One summer night in 1981, Stuart Walton watched a flying saucer hover in the sky outside his bedroom window. He saw “a strikingly large craft of some kind, flattish but with rounded edges.” Pulsing with white lights, the ship moved back and forth before disappearing into a cloud.
Such sightings were common enough that for years a British military unit investigated reports of unidentified flying objects (UFOs). But the investigations came to nothing. People were usually seeing car headlights, weather balloons, and Frisbees — not flying saucers. In 2009, the British government shuttered the UFO outfit. And over the years, reports of the extraterrestrial and the supernatural — spacecraft, ghosts, and spirits — have dwindled.
Have the aliens gone home? Are we less gullible than we used to be?
If UFOs still lurk, people are too jaded to notice them, argues Walton, a British author writing in Aeon Magazine. Commercial spectacles have made cynics of all of us, dulling our senses of wonder and awe. “In previous centuries, what was visually remarkable stood for the otherworldly, the spiritual.” But now we see dazzling sights every day. Instead of evoking the divine or the unseen, spectacles entice us to buy toothpaste, thrill us in the theater, or beckon us to click the “Like” button.
Much of what we’re bombarded with is pure fantasy. Advertisers paint spectacular worlds of consumer bliss. People cope by embracing blanket disbelief. In 1896, some audiences at the first movie projections fled theaters when a train seemed to bear down on them from the screen. Now we know better than to trust our senses. We treat everything — from Hollywood special effects to incredible YouTube videos to strange phenomena observed late at night — with an “incurious skepticism.”

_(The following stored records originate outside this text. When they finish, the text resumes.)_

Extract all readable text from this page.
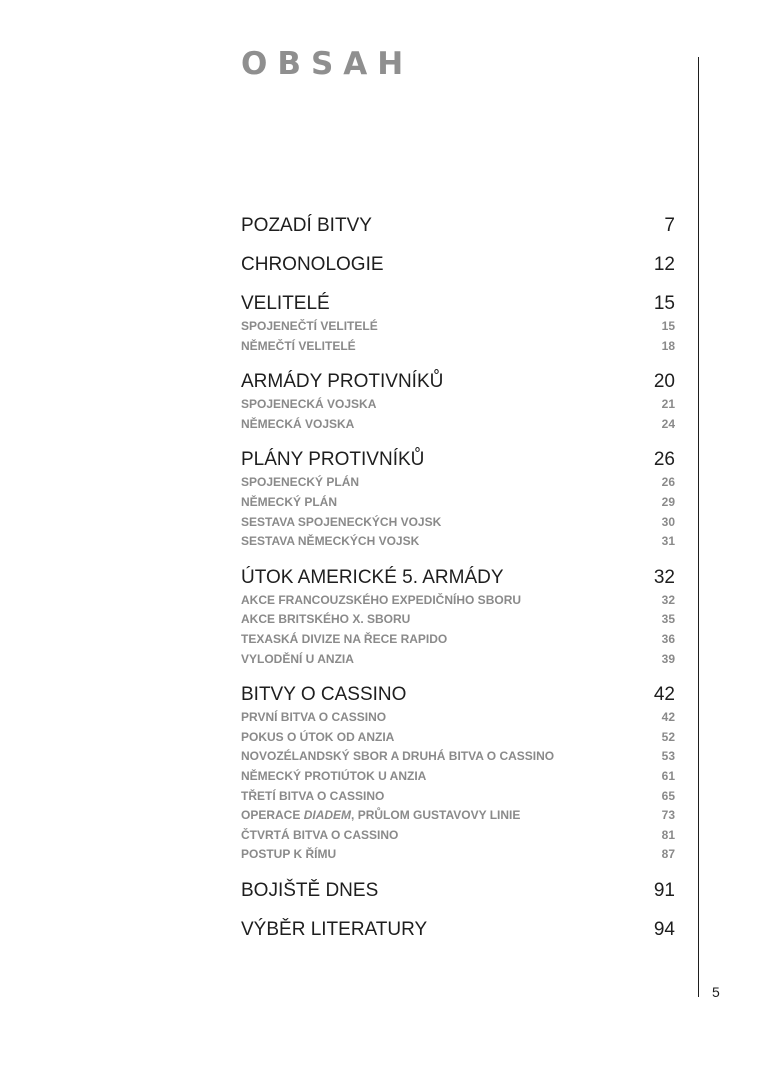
OBSAH
5
POZADÍ BITVY	7
CHRONOLOGIE	12
VELITELÉ	15
SPOJENEČTÍ VELITELÉ	15
NĚMEČTÍ VELITELÉ	18
ARMÁDY PROTIVNÍKŮ	20
SPOJENECKÁ VOJSKA	21
NĚMECKÁ VOJSKA	24
PLÁNY PROTIVNÍKŮ	26
SPOJENECKÝ PLÁN	26
NĚMECKÝ PLÁN	29
SESTAVA SPOJENECKÝCH VOJSK	30
SESTAVA NĚMECKÝCH VOJSK	31
ÚTOK AMERICKÉ 5. ARMÁDY	32
AKCE FRANCOUZSKÉHO EXPEDIČNÍHO SBORU	32
AKCE BRITSKÉHO X. SBORU	35
TEXASKÁ DIVIZE NA ŘECE RAPIDO	36
VYLODĚNÍ U ANZIA	39
BITVY O CASSINO	42
PRVNÍ BITVA O CASSINO	42
POKUS O ÚTOK OD ANZIA	52
NOVOZÉLANDSKÝ SBOR A DRUHÁ BITVA O CASSINO	53
NĚMECKÝ PROTIÚTOK U ANZIA	61
TŘETÍ BITVA O CASSINO	65
OPERACE DIADEM, PRŮLOM GUSTAVOVY LINIE	73
ČTVRTÁ BITVA O CASSINO	81
POSTUP K ŘÍMU	87
BOJIŠTĚ DNES	91
VÝBĚR LITERATURY	94
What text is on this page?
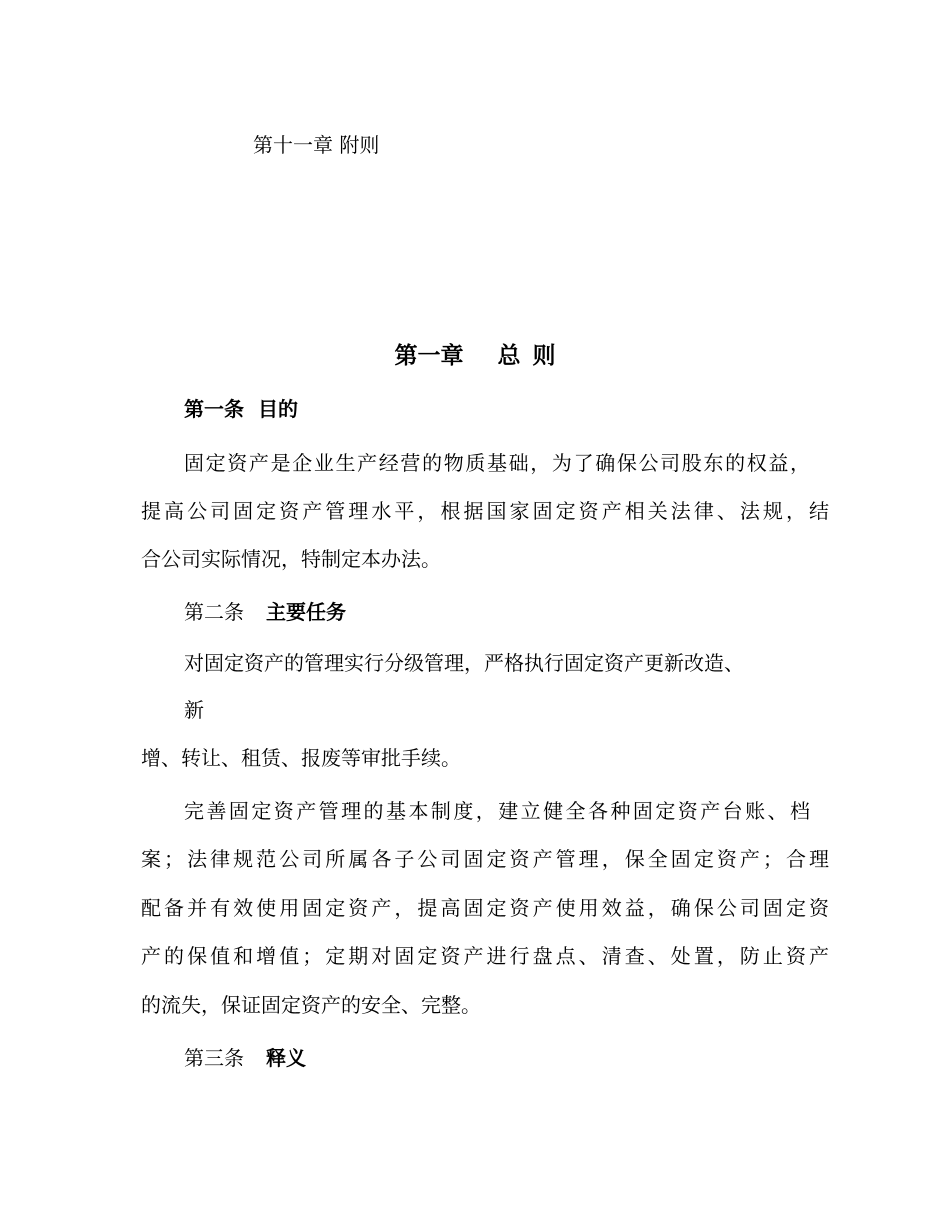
第十一章 附则
第一章 总 则
第一条 目的
固定资产是企业生产经营的物质基础，为了确保公司股东的权益，
提高公司固定资产管理水平，根据国家固定资产相关法律、法规，结
合公司实际情况，特制定本办法。
第二条 主要任务
对固定资产的管理实行分级管理，严格执行固定资产更新改造、
新
增、转让、租赁、报废等审批手续。
完善固定资产管理的基本制度，建立健全各种固定资产台账、档
案；法律规范公司所属各子公司固定资产管理，保全固定资产；合理
配备并有效使用固定资产，提高固定资产使用效益，确保公司固定资
产的保值和增值；定期对固定资产进行盘点、清查、处置，防止资产
的流失，保证固定资产的安全、完整。
第三条 释义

Even as technology improves our ability to document our surroundings, people keep their eyes peeled for fakery. The moon landings were staged, they say. A camera crew and a movie set are all it would take. “We now extend the same degree of undifferentiating refusal even to those phenomena that, while hard to credit, deserve to be heeded,” Walton writes. “Climate change might be the most obvious current instance, but, at its most noxious, skepticism results in an unwillingness to believe in others’ suffering. The attitude of wholesale rejection, by which one might stand a chance of becoming impervious to fraud, is thus bought at the ever greater risk of nihilism.”
Walton yearns for the time when people were more attuned to wonder. “The baroque façades and soaring spires of cathedrals, the carmines and cobalts of stained-glass windows with the sun streaming through them, devotional processions and carnival parades, gargoyles, misericords, miraculous relics — all attested that there was an intangible reality beyond the physical one, a reality that could at most be suggestively delineated in extraordinary sights.”
Today, in a society “entirely mortgaged to the secular spectacular,” the other reality is lost. “The visible and the invisible, the material and the spiritual, the phenomenal and the noumenal are no longer the distinct realms they once were. They have become mutually permeable to their mutual diminishment.”
Walton remains a believer in that other realm. Several years ago, he watched a documentary on the decline in UFO sightings in Britain. “One man had seen a mysterious object in the sky,” Walton writes of a witness in the documentary. “He had drawn a sketch of [the UFO] soon after. Hearteningly enough, it was identical to mine.”
THE SOURCE: “Seeing and Believing” by Stuart Walton. Aeon Magazine, April 5, 2013.